25.3: Wait What?

2.4K 116 1
                                    

Higina terdorong ke sudut ruangan. Suara Arashi berubah-ubah saat ia bicara.

"Kau tidak mengerti. Kau tidak mengerti mereka, ibuku yang payah. Kau yang egois. Kau yang memaksa Gaelea agar tunduk kepadamu!" teriaknya, menarik-narik kimono Higina. "Bagaimana soal rakyat itu? Mereka membutuhkanmu di saat kau bersenang-senang di bumi!"

"Aku tidak bersenang-senang di bumi," balas Higina, meskipun tidak sepenuhnya jujur. Fukui benar-benar menyenangkan: suasananya hangat; bangunan-bangunannya berbentuk aneh dan selalu dingin oleh mesin kotak berwarna putih. Namun, udara yang tercemar, manusia-manusia yang nakal dan suka menyemburkan asap berbau mint ke arahnya membuat Higina lebih baik pulang.

Mendengar respon Higina, Arashi malah semakin memojokkannya. Wajah muda yang pucat itu kini memerah. Marah.

"Jangan lupa bahwa wajahmu benar-benar seperti wortel yang minta diiris-iris."

Arashi mengangkat sebelah sayapnya; sebilah gergaji lingkaran yang berkilat-kilat tertimpa cahaya matahari. Diarahkannya bilah gergaji tersebut ke bawah dagu Higina. Ditekankannya pelan—sangat pelan—menghasilkan goresan tipis tanpa darah di leher sang gadis kehidupan.

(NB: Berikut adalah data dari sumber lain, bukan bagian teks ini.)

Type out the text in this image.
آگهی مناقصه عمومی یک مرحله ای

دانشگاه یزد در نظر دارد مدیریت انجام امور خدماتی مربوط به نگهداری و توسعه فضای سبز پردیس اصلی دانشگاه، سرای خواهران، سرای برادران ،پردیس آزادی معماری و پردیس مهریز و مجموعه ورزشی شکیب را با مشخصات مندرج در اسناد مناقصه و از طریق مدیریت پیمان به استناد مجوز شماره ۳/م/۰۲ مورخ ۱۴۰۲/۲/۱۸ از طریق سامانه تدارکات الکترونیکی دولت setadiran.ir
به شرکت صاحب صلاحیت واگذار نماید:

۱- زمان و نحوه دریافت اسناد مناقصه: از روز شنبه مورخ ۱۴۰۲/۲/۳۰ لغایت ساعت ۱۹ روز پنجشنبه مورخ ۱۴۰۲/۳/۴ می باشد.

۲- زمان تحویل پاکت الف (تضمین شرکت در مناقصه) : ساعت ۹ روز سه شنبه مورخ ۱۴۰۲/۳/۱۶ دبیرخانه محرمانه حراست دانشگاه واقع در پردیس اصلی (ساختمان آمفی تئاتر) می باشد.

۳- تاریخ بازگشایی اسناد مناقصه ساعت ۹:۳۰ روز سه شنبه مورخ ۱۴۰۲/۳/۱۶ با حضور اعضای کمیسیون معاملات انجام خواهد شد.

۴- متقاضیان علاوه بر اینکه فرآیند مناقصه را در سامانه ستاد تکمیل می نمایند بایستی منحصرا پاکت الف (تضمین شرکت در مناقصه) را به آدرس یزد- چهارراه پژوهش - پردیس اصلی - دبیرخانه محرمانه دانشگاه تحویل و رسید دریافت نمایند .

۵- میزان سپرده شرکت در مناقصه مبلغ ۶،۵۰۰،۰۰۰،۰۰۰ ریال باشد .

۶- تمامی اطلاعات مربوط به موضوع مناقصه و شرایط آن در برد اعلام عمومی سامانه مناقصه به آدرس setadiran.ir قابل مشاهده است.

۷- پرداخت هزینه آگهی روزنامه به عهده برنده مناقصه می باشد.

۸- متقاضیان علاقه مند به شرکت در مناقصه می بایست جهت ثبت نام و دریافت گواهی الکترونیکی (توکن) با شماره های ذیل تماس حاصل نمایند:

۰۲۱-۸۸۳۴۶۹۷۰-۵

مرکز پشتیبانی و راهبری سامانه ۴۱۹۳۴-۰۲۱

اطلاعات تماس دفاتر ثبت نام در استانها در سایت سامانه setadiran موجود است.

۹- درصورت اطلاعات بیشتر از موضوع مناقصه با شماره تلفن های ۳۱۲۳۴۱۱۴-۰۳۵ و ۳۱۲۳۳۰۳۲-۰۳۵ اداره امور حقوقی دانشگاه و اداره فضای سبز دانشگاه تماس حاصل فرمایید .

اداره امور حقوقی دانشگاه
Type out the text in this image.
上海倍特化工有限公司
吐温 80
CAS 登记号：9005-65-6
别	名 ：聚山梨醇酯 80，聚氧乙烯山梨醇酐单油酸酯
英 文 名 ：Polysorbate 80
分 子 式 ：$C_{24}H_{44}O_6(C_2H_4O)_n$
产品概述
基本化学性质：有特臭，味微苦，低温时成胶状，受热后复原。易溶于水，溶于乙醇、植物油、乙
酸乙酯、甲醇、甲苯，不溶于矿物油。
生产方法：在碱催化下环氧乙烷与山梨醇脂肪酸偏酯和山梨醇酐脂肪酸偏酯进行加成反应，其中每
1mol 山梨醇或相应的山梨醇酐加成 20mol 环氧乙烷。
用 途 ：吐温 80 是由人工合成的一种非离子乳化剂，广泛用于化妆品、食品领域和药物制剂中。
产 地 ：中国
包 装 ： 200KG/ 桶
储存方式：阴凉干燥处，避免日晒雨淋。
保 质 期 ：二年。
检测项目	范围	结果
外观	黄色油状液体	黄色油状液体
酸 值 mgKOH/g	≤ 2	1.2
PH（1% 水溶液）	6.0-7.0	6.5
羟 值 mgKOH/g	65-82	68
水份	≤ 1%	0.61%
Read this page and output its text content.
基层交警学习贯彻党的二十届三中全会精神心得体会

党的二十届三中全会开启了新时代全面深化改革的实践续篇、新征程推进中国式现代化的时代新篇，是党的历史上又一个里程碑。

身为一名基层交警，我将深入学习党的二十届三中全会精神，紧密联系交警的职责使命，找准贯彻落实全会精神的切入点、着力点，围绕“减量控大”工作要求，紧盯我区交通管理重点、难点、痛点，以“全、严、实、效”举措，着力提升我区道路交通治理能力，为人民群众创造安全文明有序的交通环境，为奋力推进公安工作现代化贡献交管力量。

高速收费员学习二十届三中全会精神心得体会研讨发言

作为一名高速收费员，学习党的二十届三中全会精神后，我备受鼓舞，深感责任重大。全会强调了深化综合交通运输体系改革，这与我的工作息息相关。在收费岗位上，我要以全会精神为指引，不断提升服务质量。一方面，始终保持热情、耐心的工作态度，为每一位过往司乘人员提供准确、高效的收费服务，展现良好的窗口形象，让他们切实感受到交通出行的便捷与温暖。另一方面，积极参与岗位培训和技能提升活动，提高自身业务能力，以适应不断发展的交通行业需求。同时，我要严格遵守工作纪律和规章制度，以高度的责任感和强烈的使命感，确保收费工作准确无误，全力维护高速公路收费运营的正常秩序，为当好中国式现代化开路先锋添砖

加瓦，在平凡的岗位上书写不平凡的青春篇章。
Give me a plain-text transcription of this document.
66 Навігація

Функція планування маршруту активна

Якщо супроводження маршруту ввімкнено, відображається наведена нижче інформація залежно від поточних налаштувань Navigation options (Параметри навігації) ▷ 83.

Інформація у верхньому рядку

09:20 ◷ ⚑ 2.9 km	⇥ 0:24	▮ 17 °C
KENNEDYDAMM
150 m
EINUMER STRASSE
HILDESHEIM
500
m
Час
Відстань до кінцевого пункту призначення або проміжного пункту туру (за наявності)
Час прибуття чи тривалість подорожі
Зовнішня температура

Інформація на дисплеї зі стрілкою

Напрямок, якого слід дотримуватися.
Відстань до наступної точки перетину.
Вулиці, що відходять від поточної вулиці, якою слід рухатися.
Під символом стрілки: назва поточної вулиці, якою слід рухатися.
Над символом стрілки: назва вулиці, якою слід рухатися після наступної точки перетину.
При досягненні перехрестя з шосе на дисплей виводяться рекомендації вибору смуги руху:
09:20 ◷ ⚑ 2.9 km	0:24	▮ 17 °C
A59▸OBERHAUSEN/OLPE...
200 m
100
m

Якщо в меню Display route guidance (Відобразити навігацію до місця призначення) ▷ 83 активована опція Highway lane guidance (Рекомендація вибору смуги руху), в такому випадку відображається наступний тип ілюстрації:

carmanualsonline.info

"Kau sok melindungi mereka, Higina," kata pemuda itu pelan. Suaranya berubah menjadi suara pria dewasa. Bagaimana pun, caranya mengucapkan "sok" masih terdengar kekanak-kanakkan di telinga Higina. "Padahal kau hanya gadis yang suka marah-marah dan ingin segala sesuatu sempurna, 'kan?"

"Cukup." Dengan kesal, didorongnya pemuda itu menjauh darinya. "Raja yang baru harus tahu soal ini. Perbuatanmu tidak bisa ditoleransi lagi." Higina berjalan menuju pintu ruang makan yang sudah hancur. Namun, belum sempat ia melangkahkan kaki ke luar ruangan, sepasang sayap gergaji raksasa menghalangi jalannya.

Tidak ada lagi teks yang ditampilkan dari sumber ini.